Disclosing to a trusted friend or family your gay identity is not the first step in coming out.
To understand, consider Abraham Maslow’s Theory of the Hierarchy of Needs. He identifies five categories of needs which we all have. These needs include physiological needs, safety and security needs, belonging needs, regard needs and self-actualization. Included in the physiological needs is sex and in the belonging needs sexual intimacy.
Your first obligation is to meet your own needs. It’s like an oxygen mask dropping down in a plane. You must first put your own mask on before helping others. Each person is responsible for meeting his or her own needs.
The way the needs are designed, they do not inherently conflict with each other. That means that you do not have to choose between or among them. All of them can be fulfilled and it is your obligation to do so. (Furthermore, your needs do not conflict with others’ needs so long as there is no interference.)
The problem comes in when some segments of society try to tell you that you must choose between being gay (i.e. meeting your needs for sex and sexual intimacy) and other needs such as employment (a safety and security need) or enjoying the benefits of a family (belonging needs) or having a positive self-image (a regard need).

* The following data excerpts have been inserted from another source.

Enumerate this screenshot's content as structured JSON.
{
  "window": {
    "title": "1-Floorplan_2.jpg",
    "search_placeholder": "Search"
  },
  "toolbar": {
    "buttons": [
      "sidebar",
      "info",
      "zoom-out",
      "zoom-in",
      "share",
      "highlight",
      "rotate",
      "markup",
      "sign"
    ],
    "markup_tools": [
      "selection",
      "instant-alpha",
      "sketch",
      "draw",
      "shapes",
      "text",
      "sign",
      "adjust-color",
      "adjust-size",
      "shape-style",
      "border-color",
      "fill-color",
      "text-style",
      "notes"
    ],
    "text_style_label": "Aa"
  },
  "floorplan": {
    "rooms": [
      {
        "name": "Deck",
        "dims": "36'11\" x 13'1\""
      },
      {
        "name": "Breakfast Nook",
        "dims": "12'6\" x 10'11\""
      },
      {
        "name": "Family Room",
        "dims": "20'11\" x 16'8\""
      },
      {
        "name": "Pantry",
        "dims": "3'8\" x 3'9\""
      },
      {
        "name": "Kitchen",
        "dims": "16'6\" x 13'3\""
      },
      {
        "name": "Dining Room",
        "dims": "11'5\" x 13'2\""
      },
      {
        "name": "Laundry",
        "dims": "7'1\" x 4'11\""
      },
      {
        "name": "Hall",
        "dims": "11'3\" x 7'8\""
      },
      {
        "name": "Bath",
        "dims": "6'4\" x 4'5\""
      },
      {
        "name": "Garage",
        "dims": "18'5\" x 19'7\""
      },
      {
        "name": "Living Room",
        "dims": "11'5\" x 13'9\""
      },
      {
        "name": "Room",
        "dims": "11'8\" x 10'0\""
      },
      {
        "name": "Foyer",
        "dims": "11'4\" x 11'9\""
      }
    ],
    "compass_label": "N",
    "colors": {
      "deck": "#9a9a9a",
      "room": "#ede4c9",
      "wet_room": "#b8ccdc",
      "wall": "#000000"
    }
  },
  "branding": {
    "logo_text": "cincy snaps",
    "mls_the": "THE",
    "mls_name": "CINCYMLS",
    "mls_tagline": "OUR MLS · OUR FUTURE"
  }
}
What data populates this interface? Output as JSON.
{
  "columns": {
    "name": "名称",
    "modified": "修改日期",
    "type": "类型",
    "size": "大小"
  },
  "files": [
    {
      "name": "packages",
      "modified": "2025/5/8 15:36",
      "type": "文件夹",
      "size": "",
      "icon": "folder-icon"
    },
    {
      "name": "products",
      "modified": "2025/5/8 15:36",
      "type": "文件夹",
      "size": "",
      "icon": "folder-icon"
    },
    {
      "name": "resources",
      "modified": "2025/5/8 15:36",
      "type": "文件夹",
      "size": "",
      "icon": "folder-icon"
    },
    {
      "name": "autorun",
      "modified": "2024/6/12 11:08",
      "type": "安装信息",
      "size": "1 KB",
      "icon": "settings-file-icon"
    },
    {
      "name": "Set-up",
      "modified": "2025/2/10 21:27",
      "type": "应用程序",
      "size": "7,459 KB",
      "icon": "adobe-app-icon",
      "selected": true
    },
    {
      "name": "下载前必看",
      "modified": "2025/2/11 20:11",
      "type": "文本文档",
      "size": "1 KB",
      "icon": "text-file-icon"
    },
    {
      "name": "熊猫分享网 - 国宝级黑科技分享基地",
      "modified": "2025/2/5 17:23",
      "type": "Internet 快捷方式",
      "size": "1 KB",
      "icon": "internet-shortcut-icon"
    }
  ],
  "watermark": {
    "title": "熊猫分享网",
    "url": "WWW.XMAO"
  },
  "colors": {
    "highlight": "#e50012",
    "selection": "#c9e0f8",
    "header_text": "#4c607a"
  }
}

Society cannot change who you are so they try to attack your identity by trying to convince you that your nonsexual needs can only be fulfilled if you deny who you are. “You’ll be fired from your job” or “You won’t get the promotion you deserve” if you are gay. Gay people come to believe they must choose between, for example, security of employment needs, and their sexual needs. This causes anxiety.
To be sure, some of society is prejudiced against gay people. It doesn’t have to be that way. There is no psychological benefit or need for prejudice against another. On the other hand, there is an innate predisposition to treating everyone fairly. Your inability to get your needs met in certain situations is not because you are gay but because others are prejudiced and unreasonably fearful of gay people.
Once you realize this, the anxiety you feel dissipates and frustration takes its place. Frustration does not paralyze you like anxiety does. You may have to convince an employer of their unfair treatment of you or go to another employer to fulfill your needs. The motivation and obligation to meet all your needs remains intact.
The First Step
So, the first step in coming out is committing to yourself that, notwithstanding lack of cooperation in some parts of society, you will find a way to meet all of your needs and not just some of them. It is a lifelong commitment.
With each generation, we become more and more efficient at meeting our needs. Evolution of our species occurs one individual at a time. Coming out is part of this evolutionary process.